Later, when Antwerp came under Protestant administration in 1581, a number of artistic treasures were once again destroyed, removed or sold. The restoration of Roman Catholic authority came in 1585 with the fall of Antwerp.
In 1794 the French revolutionaries who conquered the region plundered Our Lady's Cathedral and inflicted serious damage. Around 1798, the French administration intended to demolish the building but after each blow, the cathedral was able to recover. In 1816, various important works of art were returned from Paris, including three Rubens masterpieces. Over the course of the 19th century, the church was completely restored and refurnished.

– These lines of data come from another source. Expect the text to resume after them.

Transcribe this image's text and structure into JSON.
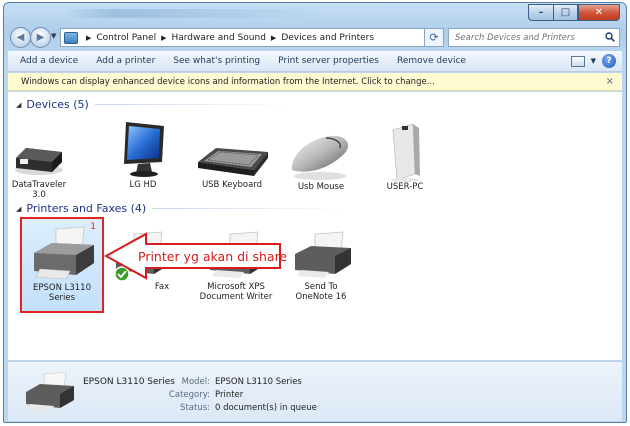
{
  "address": {
    "crumbs": [
      "Control Panel",
      "Hardware and Sound",
      "Devices and Printers"
    ],
    "search_placeholder": "Search Devices and Printers"
  },
  "toolbar": {
    "items": [
      "Add a device",
      "Add a printer",
      "See what's printing",
      "Print server properties",
      "Remove device"
    ]
  },
  "infobar": {
    "text": "Windows can display enhanced device icons and information from the Internet. Click to change...",
    "close": "×"
  },
  "groups": {
    "devices": {
      "title": "Devices (5)",
      "items": [
        "DataTraveler 3.0",
        "LG HD",
        "USB Keyboard",
        "Usb Mouse",
        "USER-PC"
      ]
    },
    "printers": {
      "title": "Printers and Faxes (4)",
      "selected": {
        "line1": "EPSON L3110",
        "line2": "Series",
        "badge": "1"
      },
      "fax": "Fax",
      "xps": {
        "line1": "Microsoft XPS",
        "line2": "Document Writer"
      },
      "onenote": {
        "line1": "Send To",
        "line2": "OneNote 16"
      }
    }
  },
  "annotation": {
    "text": "Printer yg akan di share",
    "color": "#d61c1c"
  },
  "details": {
    "name": "EPSON L3110 Series",
    "model_label": "Model:",
    "model": "EPSON L3110 Series",
    "category_label": "Category:",
    "category": "Printer",
    "status_label": "Status:",
    "status": "0 document(s) in queue"
  },
  "icons": [
    "back-arrow-icon",
    "forward-arrow-icon",
    "refresh-icon",
    "search-icon",
    "help-icon",
    "close-icon",
    "check-icon"
  ],
  "colors": {
    "accent": "#1e3287",
    "selection_border": "#e32222",
    "infobar": "#fefbd2"
  }
}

Between 1965 and 1993, a complete restoration took place.
At the beginning of the 15th century, the cathedral's choir started developing an active musical life, and as a result, the cathedral's importance in the history of music soon soared. Johannes Ockeghem, one of the most important composers of the 15th century, served here as a vicar-singer in 1443, and so did Jacob Obrecht between 1492 and 1497. Organists who worked at the cathedral include Henry Bredemers (1493-1501), who went on to become a teacher to Philip the Handsome's children and the renowned English composer John Bull (1615-1628), who fled to Flanders from his home country escaping justice. From 1725 to 1731 Willem de Fesch served as Kapelmeester, followed from 1731 to 1737 by Joseph-Hector Fiocco, and from 1737 by André-Joseph Blavier. Lesser known but locally important figures, such as Jacobus Barbireau and Andreas Pevernage, also worked at the cathedral.
The church's one finished spire is 123 metres (404 ft) high, the highest church tower in the Benelux. Charles V, Holy Roman Emperor commented that the spire should be kept under glass, and Napoleon compared the spire to Mechlin lace. The largest bell in the tower requires 16 bell ringers.

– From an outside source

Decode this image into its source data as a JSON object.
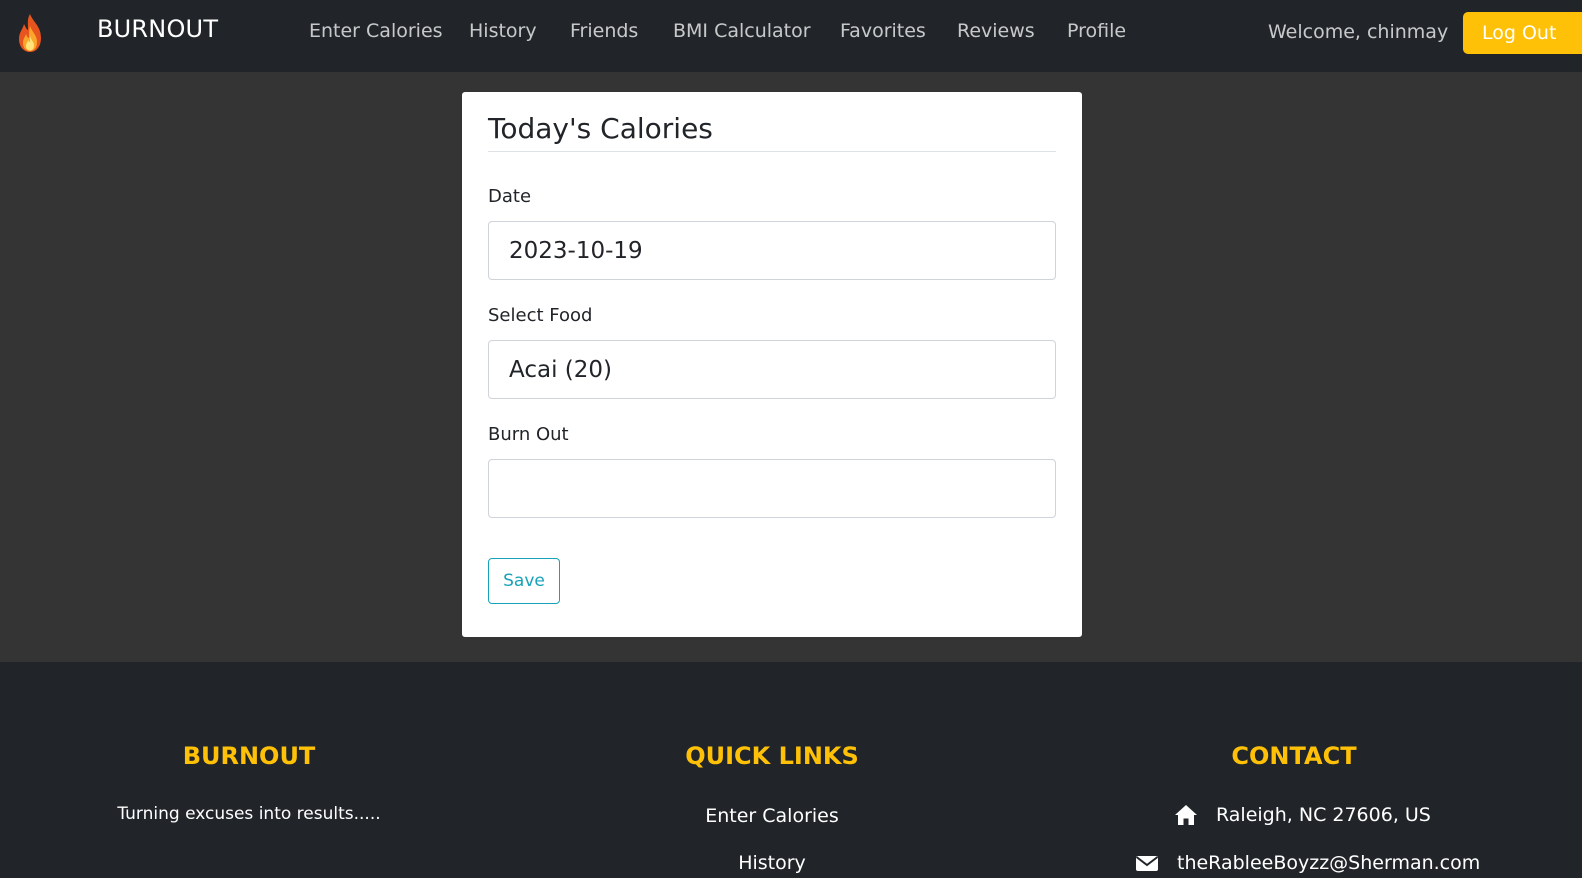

The west portal features statues which include the missionary Saint Willibrord. He is thought to have spent time in Antwerp in the 7th century.

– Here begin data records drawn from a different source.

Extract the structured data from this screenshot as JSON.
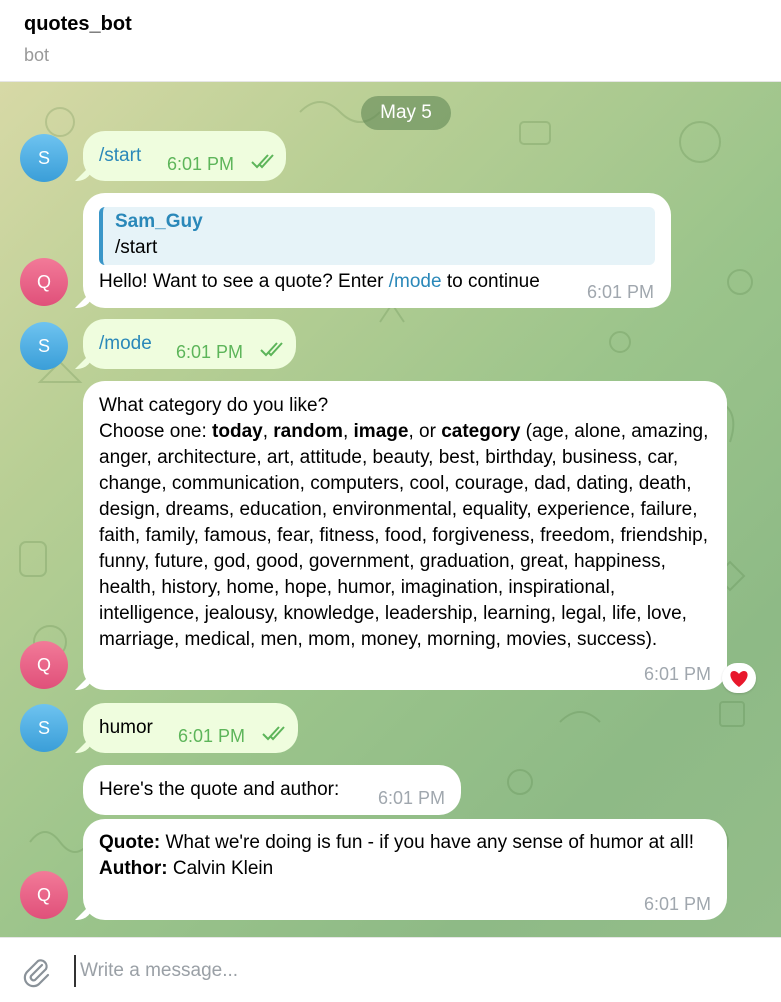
{
  "header": {
    "title": "quotes_bot",
    "subtitle": "bot"
  },
  "date_separator": "May 5",
  "avatars": {
    "user": "S",
    "bot": "Q"
  },
  "messages": {
    "m1": {
      "text": "/start",
      "time": "6:01 PM"
    },
    "m2": {
      "reply_name": "Sam_Guy",
      "reply_text": "/start",
      "text_before": "Hello! Want to see a quote? Enter ",
      "command": "/mode",
      "text_after": " to continue",
      "time": "6:01 PM"
    },
    "m3": {
      "text": "/mode",
      "time": "6:01 PM"
    },
    "m4": {
      "line1": "What category do you like?",
      "choose": "Choose one: ",
      "opt1": "today",
      "sep1": ", ",
      "opt2": "random",
      "sep2": ", ",
      "opt3": "image",
      "sep3": ", or ",
      "opt4": "category",
      "categories": " (age, alone, amazing, anger, architecture, art, attitude, beauty, best, birthday, business, car, change, communication, computers, cool, courage, dad, dating, death, design, dreams, education, environmental, equality, experience, failure, faith, family, famous, fear, fitness, food, forgiveness, freedom, friendship, funny, future, god, good, government, graduation, great, happiness, health, history, home, hope, humor, imagination, inspirational, intelligence, jealousy, knowledge, leadership, learning, legal, life, love, marriage, medical, men, mom, money, morning, movies, success).",
      "time": "6:01 PM",
      "reaction": "heart-icon"
    },
    "m5": {
      "text": "humor",
      "time": "6:01 PM"
    },
    "m6": {
      "text": "Here's the quote and author:",
      "time": "6:01 PM"
    },
    "m7": {
      "quote_label": "Quote:",
      "quote_text": " What we're doing is fun - if you have any sense of humor at all!",
      "author_label": "Author:",
      "author_text": " Calvin Klein",
      "time": "6:01 PM"
    }
  },
  "composer": {
    "placeholder": "Write a message...",
    "attach_icon": "paperclip-icon"
  },
  "colors": {
    "out_bubble": "#effdde",
    "in_bubble": "#ffffff",
    "link": "#2a88b9",
    "out_time": "#5db55a",
    "in_time": "#a0a7ae",
    "reaction_heart": "#e8182c"
  }
}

The cathedral possesses some major works of art :
Two of these artworks were confiscated by Napoleon and moved to France, The Raising of the Cross (which was actually the main altar piece of the St Walburga church) and The Descent from the Cross, but were returned to the cathedral in the 19th century.
Inside the Cathedral some important graves still can be found, amongst them family members of the noble houses of Rubens, Fourment, Goubau, Tucher, Plantin, Moretus, de Borrekens, etc. Some stones were resited there after Saint-Michael's abbey church was lost.